One of the leading news stories each and every day for the last week or so has been the recent downturn in the stock market. While the market is still way up over the past 12 months, 5 and 10 years, the recent ~10% sell off is grabbing the headlines of most news broadcasts, newspapers, online feeds, and other sources of information.
However, the fact is that roughly 50% of households do not hold any equity investments at all. So, whether the stock market goes up or down 10 percent or 50 percent, they are not “directly” impacted by a change in their wealth. Of course, they could be “indirectly” impacted if the sell offer were to lead to a slowdown in the economy, higher unemployment rates, etc.
While it should not be that surprising, the data on who owns stock and who doesn’t shows that higher income families own most of the investments in this country. Lower income families, many of them who use this website for information on financial assistance programs, will very rarely hold any stocks. In addition to that, a large number (even majority?) of middle to upper middle-class households also do not hold any equity investments at all either.
Details of stock ownership
Data provided by the Federal Reserve, Gallup as well as the National Bureau of Economic Research shed some light on who does or doesn’t own stock. While each source of data is slightly different, they all show the same general trends. Stock ownership also takes into effect all types of investment “vehicles”, ranging from 401Ks to Exchange Traded Funds, direct equity investments, and really any type of investment. And we really hope no one bought into that Bitcoin craze/bubble (at least on the tail end of it), which is down about 50% since around Christmas! Obviously, anyone without investments will feel no direct effect from the recent sell off.

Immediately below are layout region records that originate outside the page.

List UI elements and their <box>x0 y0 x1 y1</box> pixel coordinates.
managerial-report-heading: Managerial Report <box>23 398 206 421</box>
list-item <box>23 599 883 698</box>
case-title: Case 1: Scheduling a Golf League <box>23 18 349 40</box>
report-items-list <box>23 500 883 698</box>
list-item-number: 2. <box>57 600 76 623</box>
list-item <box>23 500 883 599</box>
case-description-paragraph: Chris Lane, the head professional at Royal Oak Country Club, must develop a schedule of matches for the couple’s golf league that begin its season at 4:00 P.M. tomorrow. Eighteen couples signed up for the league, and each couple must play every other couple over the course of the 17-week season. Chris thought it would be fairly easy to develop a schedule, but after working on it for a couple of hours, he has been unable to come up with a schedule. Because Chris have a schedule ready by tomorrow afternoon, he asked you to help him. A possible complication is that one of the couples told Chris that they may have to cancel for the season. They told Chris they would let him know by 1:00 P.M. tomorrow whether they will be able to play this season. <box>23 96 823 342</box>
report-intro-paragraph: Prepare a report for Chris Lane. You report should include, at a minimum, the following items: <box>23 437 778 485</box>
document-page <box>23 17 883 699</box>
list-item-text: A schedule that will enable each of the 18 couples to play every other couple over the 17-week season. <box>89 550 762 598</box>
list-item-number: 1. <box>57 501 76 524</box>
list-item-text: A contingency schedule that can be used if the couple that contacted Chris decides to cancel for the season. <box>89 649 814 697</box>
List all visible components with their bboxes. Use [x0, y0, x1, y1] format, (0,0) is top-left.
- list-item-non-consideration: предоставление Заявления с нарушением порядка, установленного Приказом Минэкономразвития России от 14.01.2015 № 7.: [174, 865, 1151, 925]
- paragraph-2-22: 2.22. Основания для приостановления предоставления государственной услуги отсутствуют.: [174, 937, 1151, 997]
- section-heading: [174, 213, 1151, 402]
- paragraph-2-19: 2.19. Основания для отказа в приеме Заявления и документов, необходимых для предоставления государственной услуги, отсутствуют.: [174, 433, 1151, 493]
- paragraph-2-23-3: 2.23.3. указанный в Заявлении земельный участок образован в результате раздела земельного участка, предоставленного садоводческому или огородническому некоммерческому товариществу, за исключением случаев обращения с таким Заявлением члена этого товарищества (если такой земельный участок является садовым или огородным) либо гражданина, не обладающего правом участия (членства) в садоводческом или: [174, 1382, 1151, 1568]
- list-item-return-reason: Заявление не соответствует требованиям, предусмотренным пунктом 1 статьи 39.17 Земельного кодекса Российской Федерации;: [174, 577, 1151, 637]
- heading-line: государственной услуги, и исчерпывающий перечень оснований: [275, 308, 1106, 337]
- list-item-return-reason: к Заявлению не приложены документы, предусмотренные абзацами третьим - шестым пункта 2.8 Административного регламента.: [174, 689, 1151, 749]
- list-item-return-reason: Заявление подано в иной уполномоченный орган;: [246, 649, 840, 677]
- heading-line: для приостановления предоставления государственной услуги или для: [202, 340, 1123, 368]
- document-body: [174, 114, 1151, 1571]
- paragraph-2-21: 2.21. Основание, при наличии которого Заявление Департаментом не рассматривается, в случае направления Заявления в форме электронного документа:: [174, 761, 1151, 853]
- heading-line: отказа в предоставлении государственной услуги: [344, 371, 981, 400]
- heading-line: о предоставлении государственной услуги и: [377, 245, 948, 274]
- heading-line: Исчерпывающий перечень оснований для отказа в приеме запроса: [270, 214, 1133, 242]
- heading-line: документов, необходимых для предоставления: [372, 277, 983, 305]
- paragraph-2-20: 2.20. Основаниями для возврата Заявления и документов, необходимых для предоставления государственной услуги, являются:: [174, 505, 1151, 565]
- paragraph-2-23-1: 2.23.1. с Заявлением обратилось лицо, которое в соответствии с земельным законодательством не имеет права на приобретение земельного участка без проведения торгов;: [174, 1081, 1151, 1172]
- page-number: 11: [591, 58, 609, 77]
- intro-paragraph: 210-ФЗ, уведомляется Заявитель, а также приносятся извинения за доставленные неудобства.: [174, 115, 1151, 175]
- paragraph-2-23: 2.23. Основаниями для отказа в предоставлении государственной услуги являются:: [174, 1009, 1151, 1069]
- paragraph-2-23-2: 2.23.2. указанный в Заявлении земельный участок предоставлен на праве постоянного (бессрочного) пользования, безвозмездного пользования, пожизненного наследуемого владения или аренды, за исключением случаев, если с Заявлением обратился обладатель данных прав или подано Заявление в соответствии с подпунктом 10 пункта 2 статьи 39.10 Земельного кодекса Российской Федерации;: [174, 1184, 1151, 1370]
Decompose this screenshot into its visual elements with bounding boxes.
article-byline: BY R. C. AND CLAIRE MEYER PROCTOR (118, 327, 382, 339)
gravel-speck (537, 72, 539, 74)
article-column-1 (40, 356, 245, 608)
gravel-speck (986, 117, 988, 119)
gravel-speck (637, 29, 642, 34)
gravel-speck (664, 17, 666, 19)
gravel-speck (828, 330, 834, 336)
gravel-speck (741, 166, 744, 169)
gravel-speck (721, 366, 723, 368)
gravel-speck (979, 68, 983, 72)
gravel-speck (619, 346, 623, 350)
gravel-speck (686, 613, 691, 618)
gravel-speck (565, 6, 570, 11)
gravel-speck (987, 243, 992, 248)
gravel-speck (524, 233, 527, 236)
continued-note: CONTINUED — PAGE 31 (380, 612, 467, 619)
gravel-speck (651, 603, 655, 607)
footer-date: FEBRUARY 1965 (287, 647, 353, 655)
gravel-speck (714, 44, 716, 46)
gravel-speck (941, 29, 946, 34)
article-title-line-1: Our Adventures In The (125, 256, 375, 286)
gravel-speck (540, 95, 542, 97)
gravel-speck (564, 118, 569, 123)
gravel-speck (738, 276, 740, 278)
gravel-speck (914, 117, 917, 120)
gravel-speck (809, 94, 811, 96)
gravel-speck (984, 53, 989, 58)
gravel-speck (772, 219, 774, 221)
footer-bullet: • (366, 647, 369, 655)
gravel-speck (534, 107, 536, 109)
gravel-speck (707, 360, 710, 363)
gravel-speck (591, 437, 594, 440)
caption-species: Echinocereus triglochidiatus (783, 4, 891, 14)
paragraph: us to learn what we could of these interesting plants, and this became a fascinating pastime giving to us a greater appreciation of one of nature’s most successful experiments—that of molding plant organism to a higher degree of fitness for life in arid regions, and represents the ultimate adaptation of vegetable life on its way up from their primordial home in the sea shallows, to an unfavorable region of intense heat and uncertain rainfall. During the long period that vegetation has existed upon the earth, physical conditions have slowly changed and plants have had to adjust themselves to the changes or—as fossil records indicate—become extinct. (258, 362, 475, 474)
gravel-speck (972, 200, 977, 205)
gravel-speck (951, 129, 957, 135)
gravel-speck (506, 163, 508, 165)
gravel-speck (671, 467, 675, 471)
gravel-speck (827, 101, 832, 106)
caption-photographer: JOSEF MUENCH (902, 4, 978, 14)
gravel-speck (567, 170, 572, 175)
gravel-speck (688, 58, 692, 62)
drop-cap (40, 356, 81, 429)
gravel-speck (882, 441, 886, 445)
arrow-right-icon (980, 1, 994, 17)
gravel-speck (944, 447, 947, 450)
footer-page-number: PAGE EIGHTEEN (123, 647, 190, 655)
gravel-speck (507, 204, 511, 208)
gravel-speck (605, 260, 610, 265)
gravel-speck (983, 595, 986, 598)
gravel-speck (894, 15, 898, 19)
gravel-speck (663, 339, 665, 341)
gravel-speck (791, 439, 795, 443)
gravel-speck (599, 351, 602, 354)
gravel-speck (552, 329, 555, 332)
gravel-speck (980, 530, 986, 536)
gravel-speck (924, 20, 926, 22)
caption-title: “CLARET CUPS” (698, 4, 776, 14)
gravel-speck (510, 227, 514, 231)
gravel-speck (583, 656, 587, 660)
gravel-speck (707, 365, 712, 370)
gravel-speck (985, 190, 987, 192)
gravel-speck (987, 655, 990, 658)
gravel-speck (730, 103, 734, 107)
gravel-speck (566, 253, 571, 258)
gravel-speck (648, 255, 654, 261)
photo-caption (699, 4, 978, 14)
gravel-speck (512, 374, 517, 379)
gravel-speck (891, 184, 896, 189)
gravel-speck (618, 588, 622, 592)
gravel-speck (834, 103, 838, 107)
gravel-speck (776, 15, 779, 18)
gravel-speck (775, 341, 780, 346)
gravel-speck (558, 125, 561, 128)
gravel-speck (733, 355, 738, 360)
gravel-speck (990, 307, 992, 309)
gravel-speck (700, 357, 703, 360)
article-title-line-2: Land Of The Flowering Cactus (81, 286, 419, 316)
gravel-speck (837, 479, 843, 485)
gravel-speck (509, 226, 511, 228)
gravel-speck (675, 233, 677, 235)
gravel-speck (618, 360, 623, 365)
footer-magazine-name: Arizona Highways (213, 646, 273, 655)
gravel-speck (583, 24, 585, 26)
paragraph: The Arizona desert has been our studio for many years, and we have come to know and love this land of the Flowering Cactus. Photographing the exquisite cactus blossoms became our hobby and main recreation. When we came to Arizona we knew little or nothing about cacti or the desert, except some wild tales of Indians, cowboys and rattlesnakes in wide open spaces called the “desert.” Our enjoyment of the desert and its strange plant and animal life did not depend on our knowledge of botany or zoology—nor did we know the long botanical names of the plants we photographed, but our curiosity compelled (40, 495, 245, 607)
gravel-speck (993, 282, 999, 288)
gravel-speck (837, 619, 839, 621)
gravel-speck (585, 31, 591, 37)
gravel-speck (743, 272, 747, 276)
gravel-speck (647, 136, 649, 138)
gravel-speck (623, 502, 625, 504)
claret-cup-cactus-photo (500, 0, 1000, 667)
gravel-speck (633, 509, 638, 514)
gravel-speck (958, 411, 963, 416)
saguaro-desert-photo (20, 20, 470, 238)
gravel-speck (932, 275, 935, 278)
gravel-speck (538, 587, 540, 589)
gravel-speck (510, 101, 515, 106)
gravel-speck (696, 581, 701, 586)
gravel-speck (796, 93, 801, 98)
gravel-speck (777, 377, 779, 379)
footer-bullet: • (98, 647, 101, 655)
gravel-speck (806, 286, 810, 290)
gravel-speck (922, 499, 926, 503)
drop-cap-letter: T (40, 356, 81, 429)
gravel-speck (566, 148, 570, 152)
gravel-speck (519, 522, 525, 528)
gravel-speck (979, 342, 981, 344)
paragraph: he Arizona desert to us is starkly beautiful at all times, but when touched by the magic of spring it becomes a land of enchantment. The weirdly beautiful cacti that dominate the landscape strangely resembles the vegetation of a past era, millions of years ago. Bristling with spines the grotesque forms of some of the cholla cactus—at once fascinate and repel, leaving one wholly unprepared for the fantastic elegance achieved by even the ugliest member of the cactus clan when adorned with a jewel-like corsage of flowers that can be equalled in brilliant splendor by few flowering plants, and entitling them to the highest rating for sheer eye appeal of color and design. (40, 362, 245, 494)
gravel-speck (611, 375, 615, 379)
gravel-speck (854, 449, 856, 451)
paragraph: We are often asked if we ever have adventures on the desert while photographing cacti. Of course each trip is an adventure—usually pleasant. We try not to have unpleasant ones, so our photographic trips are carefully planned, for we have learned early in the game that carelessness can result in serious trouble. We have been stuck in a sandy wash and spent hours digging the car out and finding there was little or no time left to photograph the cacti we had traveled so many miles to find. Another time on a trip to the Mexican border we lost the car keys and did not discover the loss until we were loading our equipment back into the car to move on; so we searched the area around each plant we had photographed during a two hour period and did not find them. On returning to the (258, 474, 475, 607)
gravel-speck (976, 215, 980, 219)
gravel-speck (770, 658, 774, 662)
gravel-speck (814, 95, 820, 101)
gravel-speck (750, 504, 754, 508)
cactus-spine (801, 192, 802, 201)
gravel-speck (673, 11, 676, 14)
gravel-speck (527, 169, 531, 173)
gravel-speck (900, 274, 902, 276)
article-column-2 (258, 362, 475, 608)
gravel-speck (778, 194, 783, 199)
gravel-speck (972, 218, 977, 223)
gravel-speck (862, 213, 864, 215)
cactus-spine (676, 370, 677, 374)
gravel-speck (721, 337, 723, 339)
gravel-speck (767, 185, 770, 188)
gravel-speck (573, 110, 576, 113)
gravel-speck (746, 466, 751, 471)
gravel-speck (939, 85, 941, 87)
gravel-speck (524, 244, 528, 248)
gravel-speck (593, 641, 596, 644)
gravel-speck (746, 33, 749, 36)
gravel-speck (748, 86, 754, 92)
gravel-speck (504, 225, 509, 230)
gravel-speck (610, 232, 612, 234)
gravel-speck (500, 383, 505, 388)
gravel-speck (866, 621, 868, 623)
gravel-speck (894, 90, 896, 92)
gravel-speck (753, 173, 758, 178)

This data also considers retirement accounts. It was kind of surprising to us that roughly 50% of Americans (who do not own stock) do not have any equity investments in a retirement plan, such as 401K, pension, or IRA. But then again the Pew Charitable Trusts shows that about 1/3 of Americans lack access to defined benefit plan (i.e. pension, etc.) or defined contribution plan (i.e. 401K, etc.). This makes it even more challenging for those families to save for retirement.
First, only about 50% of households have any stock investments at all. This is a decrease of about 16% since right before the great recession of 2007 – 2009, at which time about 2/3 of Americans had some investments. Lets break the data down further.
- The data shows that the top 1% of households in the country (as defined by wealth) own about 40% of the stock in this country.
- The top 10% (which of course is inclusive of that 1 percent figure above) own about 85% of the stock.
- The top 20% (which would include the 2 groups above) own about 90%.
- The top 40% (including the categories above) own about 98% of the market.
That leaves the “rest” of American households (roughly equivalent to 60%), so the majority of the population. The remaining 60% of households own roughly about 2% of the stock market in this country. They will not be directly affected by the day to day moves in the market, whether it goes up or down. But we do hope that for those who are not invested in the market, they take this recent downdraft as a good opportunity to maybe start investing. Even if you are lower income, you can get started with even a few dollars.
For the majority Americans, as long as there is no trickle-down effect to the overall economy, most people are not impacted by the recent declines. So while the press will sometimes try to scare people, the majority of households go about their day even as the market goes down.